Time will tell, but it would explain a lot and be consistent with the lessons of that great teacher we all love to forget or ignore: history.
One of my favorite aspects of the bitcoin protocol is its inherent incentive structure, which is a big part of why so many sophisticated investors have decided to allocate a non-zero amount to it. It's a system that actually improves when attacked (a trait famously dubbed ‘antifragility' by Nassim Taleb, of Black Swan fame), incentivizing miners to seek profit by making it more secure, and individuals to seek profit by not spending it on frivolous garbage thus making it more scarce—and desirable—to acquire. When the bitcoin hash rate falls then it becomes easier to mine, thus making it more attractive to mine, which increases its hash rate, which makes it harder (more expensive) to mine, and so on.

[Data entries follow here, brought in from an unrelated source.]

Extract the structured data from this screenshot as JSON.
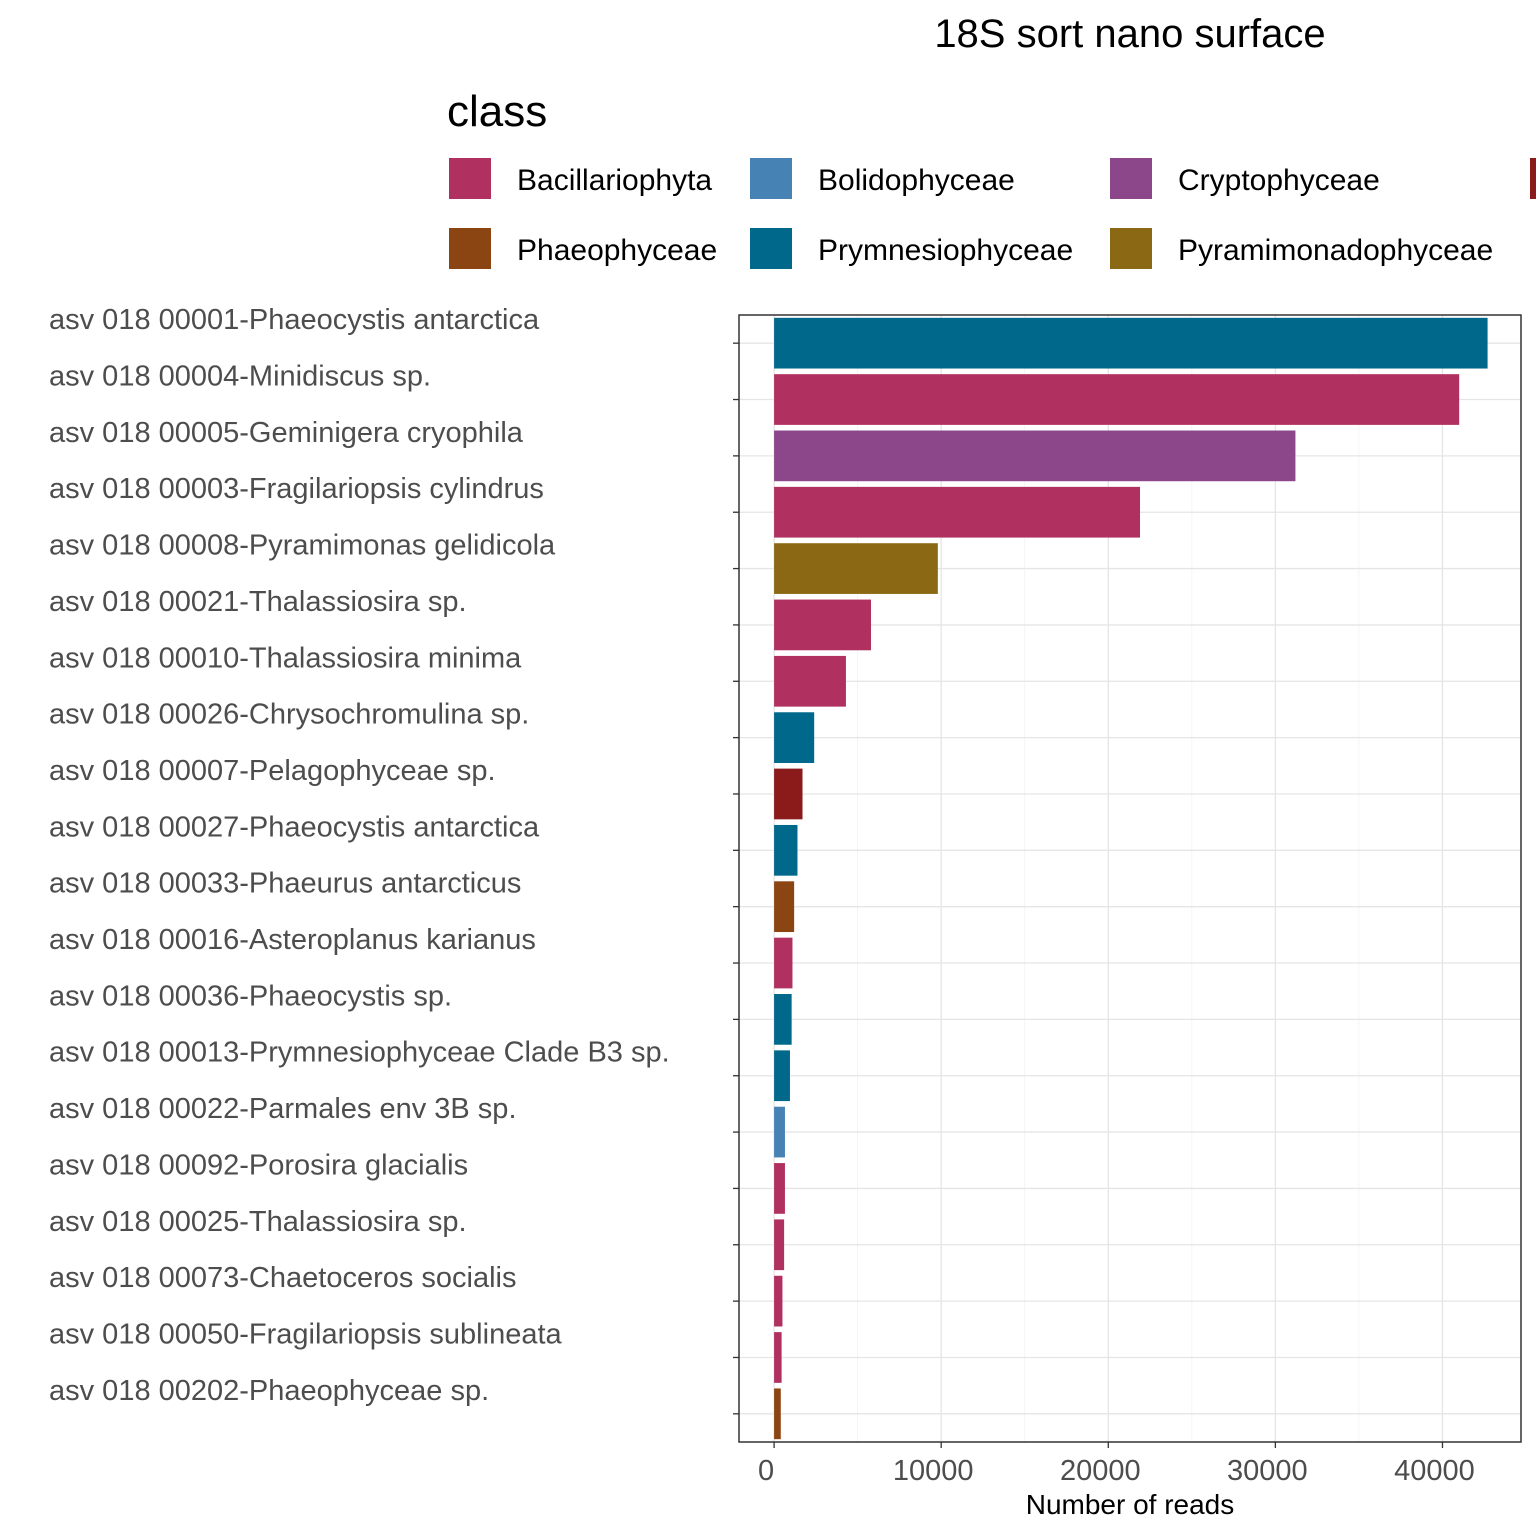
{
  "chart_data": {
    "type": "bar",
    "orientation": "horizontal",
    "title": "18S sort nano surface",
    "xlabel": "Number of reads",
    "ylabel": "",
    "xlim": [
      -2100,
      44700
    ],
    "xticks": [
      0,
      10000,
      20000,
      30000,
      40000
    ],
    "xtick_labels": [
      "0",
      "10000",
      "20000",
      "30000",
      "40000"
    ],
    "grid": true,
    "legend": {
      "title": "class",
      "placement": "top",
      "entries": [
        {
          "label": "Bacillariophyta",
          "color": "#B03060"
        },
        {
          "label": "Bolidophyceae",
          "color": "#4682B4"
        },
        {
          "label": "Cryptophyceae",
          "color": "#8B4789"
        },
        {
          "label": "",
          "color": "#8B1A1A"
        },
        {
          "label": "Phaeophyceae",
          "color": "#8B4513"
        },
        {
          "label": "Prymnesiophyceae",
          "color": "#00688B"
        },
        {
          "label": "Pyramimonadophyceae",
          "color": "#8B6914"
        }
      ]
    },
    "categories": [
      "asv 018 00001-Phaeocystis antarctica",
      "asv 018 00004-Minidiscus sp.",
      "asv 018 00005-Geminigera cryophila",
      "asv 018 00003-Fragilariopsis cylindrus",
      "asv 018 00008-Pyramimonas gelidicola",
      "asv 018 00021-Thalassiosira sp.",
      "asv 018 00010-Thalassiosira minima",
      "asv 018 00026-Chrysochromulina sp.",
      "asv 018 00007-Pelagophyceae sp.",
      "asv 018 00027-Phaeocystis antarctica",
      "asv 018 00033-Phaeurus antarcticus",
      "asv 018 00016-Asteroplanus karianus",
      "asv 018 00036-Phaeocystis sp.",
      "asv 018 00013-Prymnesiophyceae Clade B3 sp.",
      "asv 018 00022-Parmales env 3B sp.",
      "asv 018 00092-Porosira glacialis",
      "asv 018 00025-Thalassiosira sp.",
      "asv 018 00073-Chaetoceros socialis",
      "asv 018 00050-Fragilariopsis sublineata",
      "asv 018 00202-Phaeophyceae sp."
    ],
    "values": [
      42700,
      41000,
      31200,
      21900,
      9800,
      5800,
      4300,
      2400,
      1700,
      1400,
      1200,
      1100,
      1050,
      950,
      650,
      650,
      600,
      500,
      450,
      400
    ],
    "bar_colors": [
      "#00688B",
      "#B03060",
      "#8B4789",
      "#B03060",
      "#8B6914",
      "#B03060",
      "#B03060",
      "#00688B",
      "#8B1A1A",
      "#00688B",
      "#8B4513",
      "#B03060",
      "#00688B",
      "#00688B",
      "#4682B4",
      "#B03060",
      "#B03060",
      "#B03060",
      "#B03060",
      "#8B4513"
    ]
  }
}
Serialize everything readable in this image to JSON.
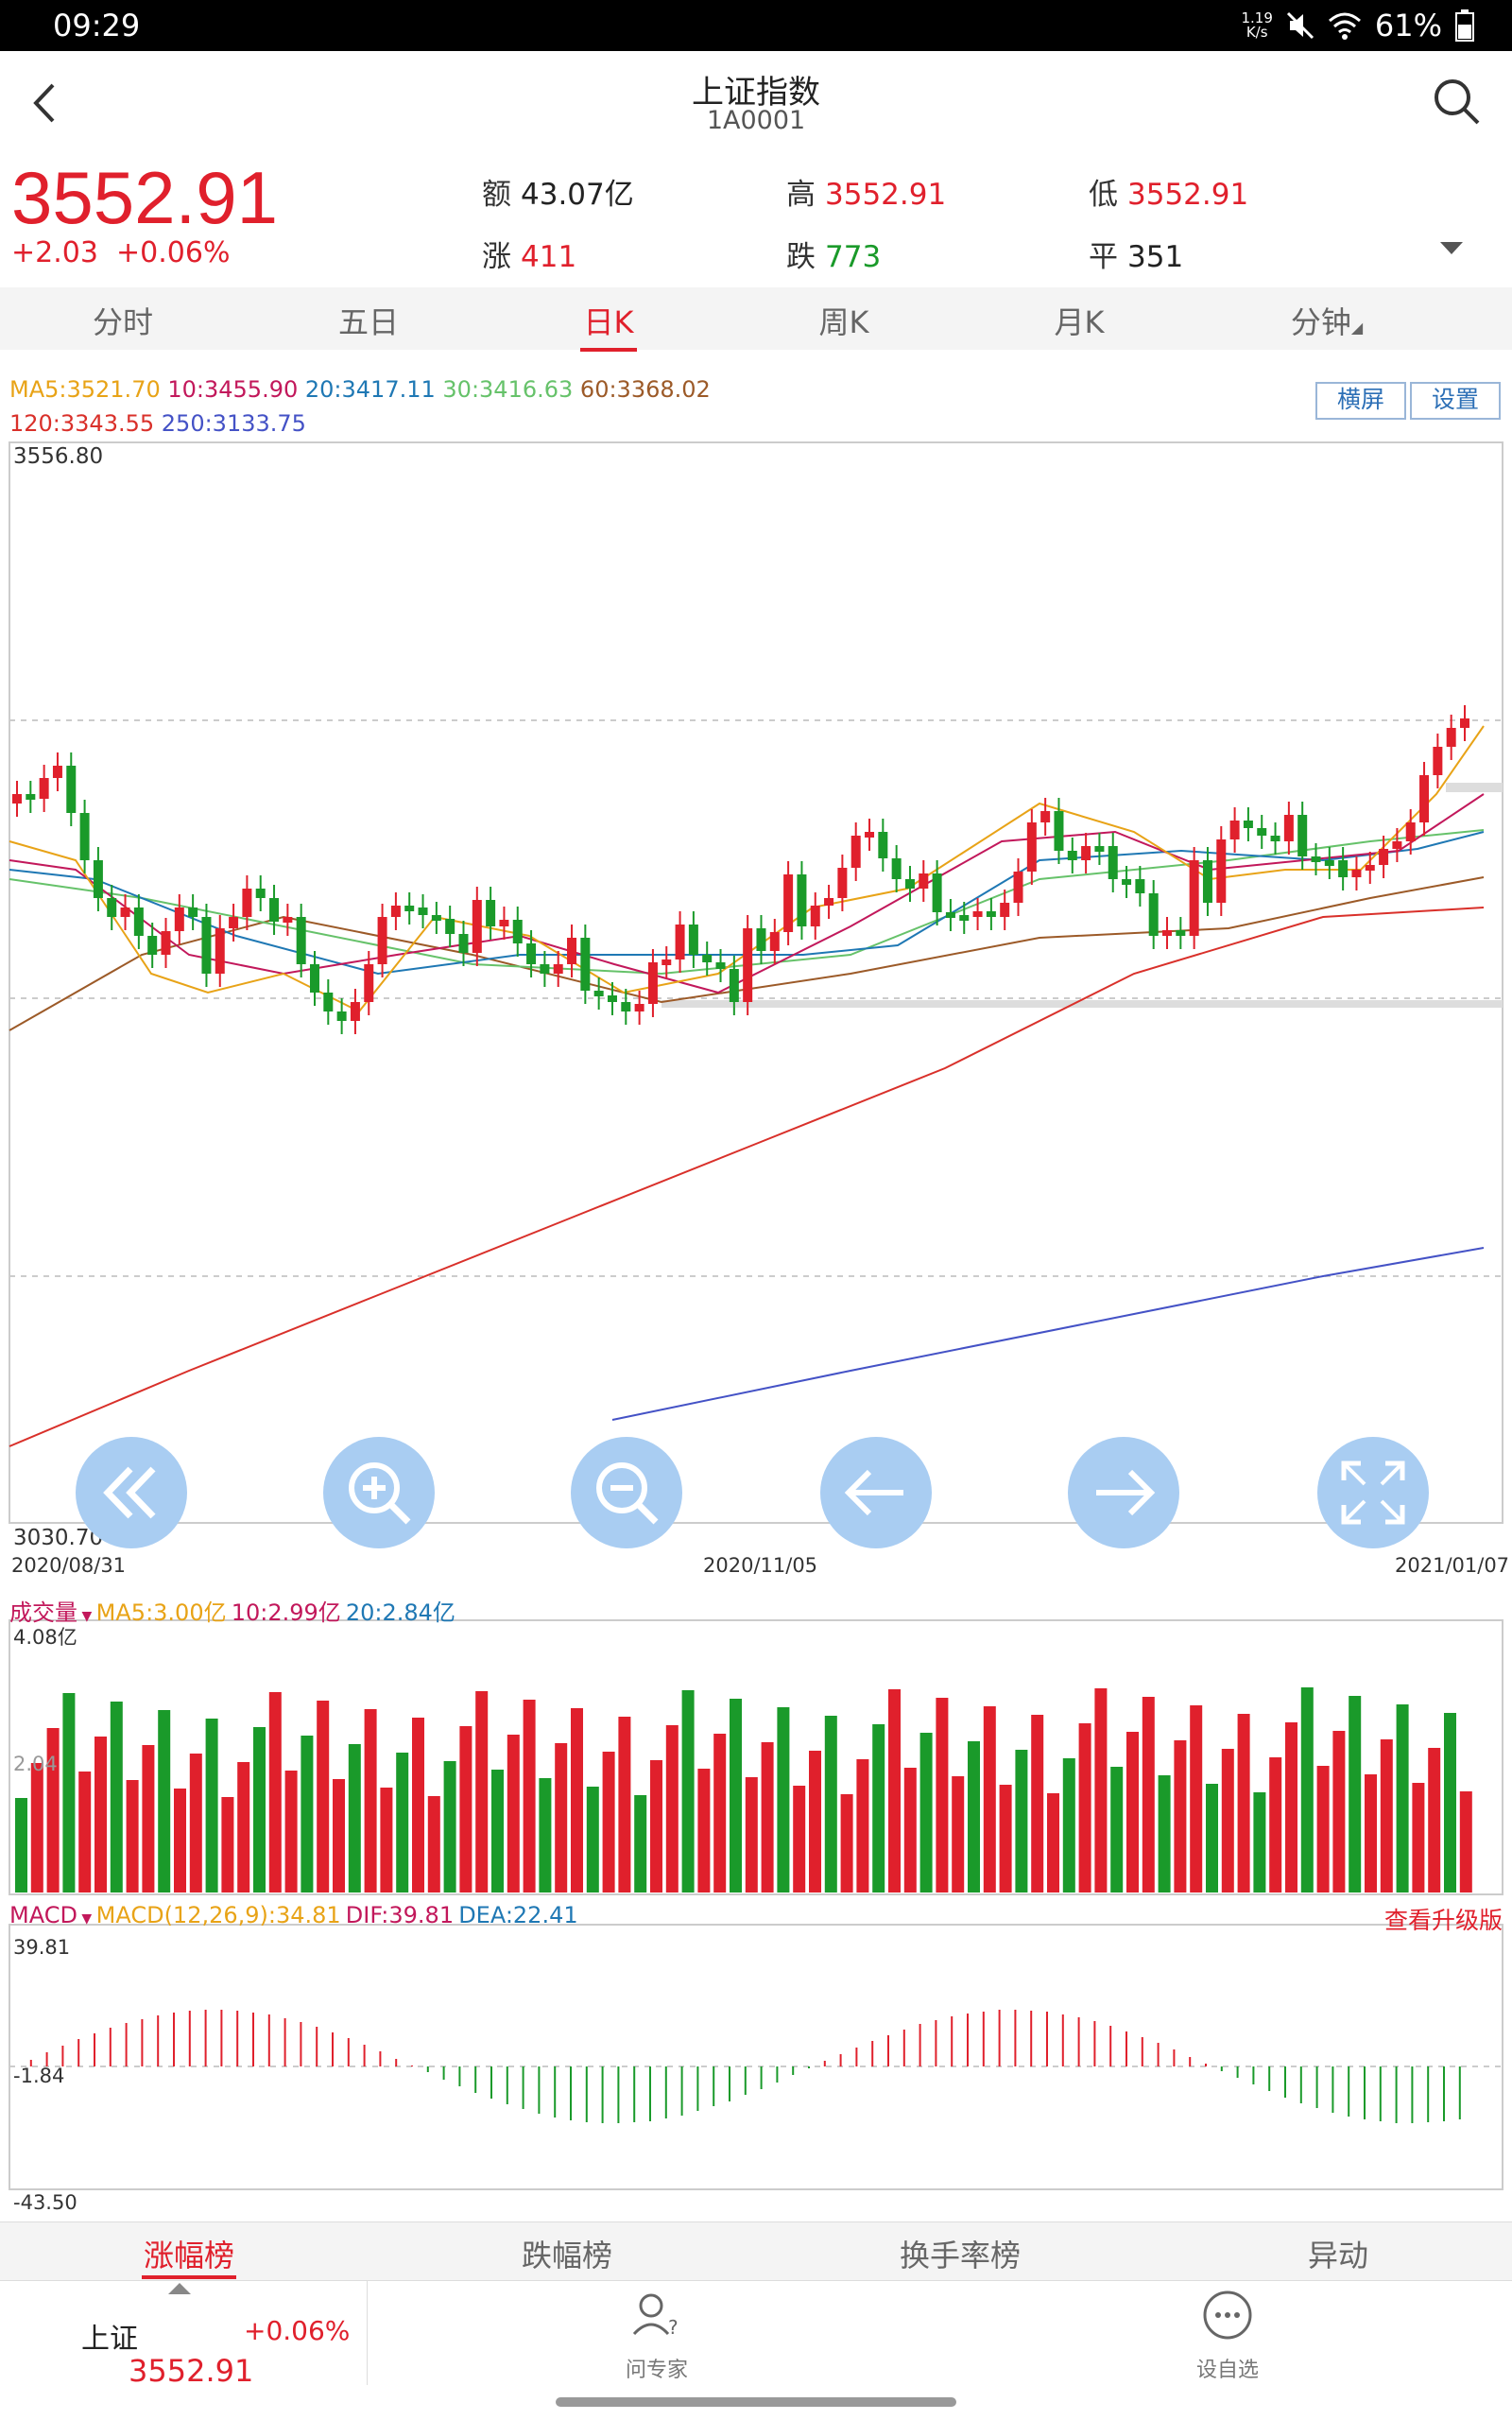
{
  "status_bar": {
    "time": "09:29",
    "speed_value": "1.19",
    "speed_unit": "K/s",
    "battery": "61%"
  },
  "header": {
    "title": "上证指数",
    "code": "1A0001"
  },
  "quote": {
    "price": "3552.91",
    "change": "+2.03",
    "change_pct": "+0.06%",
    "amount_label": "额",
    "amount": "43.07亿",
    "high_label": "高",
    "high": "3552.91",
    "low_label": "低",
    "low": "3552.91",
    "up_label": "涨",
    "up": "411",
    "down_label": "跌",
    "down": "773",
    "flat_label": "平",
    "flat": "351"
  },
  "kline_tabs": [
    {
      "label": "分时"
    },
    {
      "label": "五日"
    },
    {
      "label": "日K"
    },
    {
      "label": "周K"
    },
    {
      "label": "月K"
    },
    {
      "label": "分钟"
    }
  ],
  "active_tab": "日K",
  "ma_legend": {
    "ma5": "MA5:3521.70",
    "ma10": "10:3455.90",
    "ma20": "20:3417.11",
    "ma30": "30:3416.63",
    "ma60": "60:3368.02",
    "ma120": "120:3343.55",
    "ma250": "250:3133.75"
  },
  "buttons": {
    "landscape": "横屏",
    "settings": "设置",
    "upgrade": "查看升级版"
  },
  "colors": {
    "up": "#e0202c",
    "down": "#1a9a2a",
    "ma5": "#e8a317",
    "ma10": "#c2185b",
    "ma20": "#1f78b4",
    "ma30": "#66c26a",
    "ma60": "#9c5a28",
    "ma120": "#d9302a",
    "ma250": "#4452c6"
  },
  "chart_data": {
    "type": "candlestick",
    "x_start": "2020/08/31",
    "x_mid": "2020/11/05",
    "x_end": "2021/01/07",
    "y_max_label": "3556.80",
    "y_min_label": "3030.70",
    "ylim": [
      3030.7,
      3556.8
    ],
    "last_close": 3552.91,
    "volume": {
      "label": "成交量",
      "ma5": "MA5:3.00亿",
      "ma10": "10:2.99亿",
      "ma20": "20:2.84亿",
      "max_label": "4.08亿",
      "mid_label": "2.04"
    },
    "macd": {
      "label": "MACD",
      "params": "MACD(12,26,9):34.81",
      "dif": "DIF:39.81",
      "dea": "DEA:22.41",
      "max_label": "39.81",
      "mid_label": "-1.84",
      "min_label": "-43.50"
    }
  },
  "controls": [
    "fast-back",
    "zoom-in",
    "zoom-out",
    "left",
    "right",
    "fullscreen"
  ],
  "rank_tabs": [
    {
      "label": "涨幅榜"
    },
    {
      "label": "跌幅榜"
    },
    {
      "label": "换手率榜"
    },
    {
      "label": "异动"
    }
  ],
  "bottom": {
    "index_name": "上证",
    "index_pct": "+0.06%",
    "index_price": "3552.91",
    "ask_expert": "问专家",
    "add_watch": "设自选"
  }
}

No one knows what the future holds, but we all know how self-interested humans tend to behave when money is involved. That may not be a certainty either, but in probabilistic terms it's pretty close.
Those in positions of power overseeing our current fiat monetary system are incentivized to perturb—to tap the water's surface and keep its floaty sailors in states of uncertainty and instability, to confuse and obscure from them the source of the real storm.
That not all of our overlords are perturbing things is beside the point. The system incentivizes such a strategy. Those more likely to do well in it are most likely to fall prey to the temptation to use the optimal strategy. This doesn’t make them evil, it makes them rational.
Which, whenever I think about it, always gets me feeling a bit perturbed.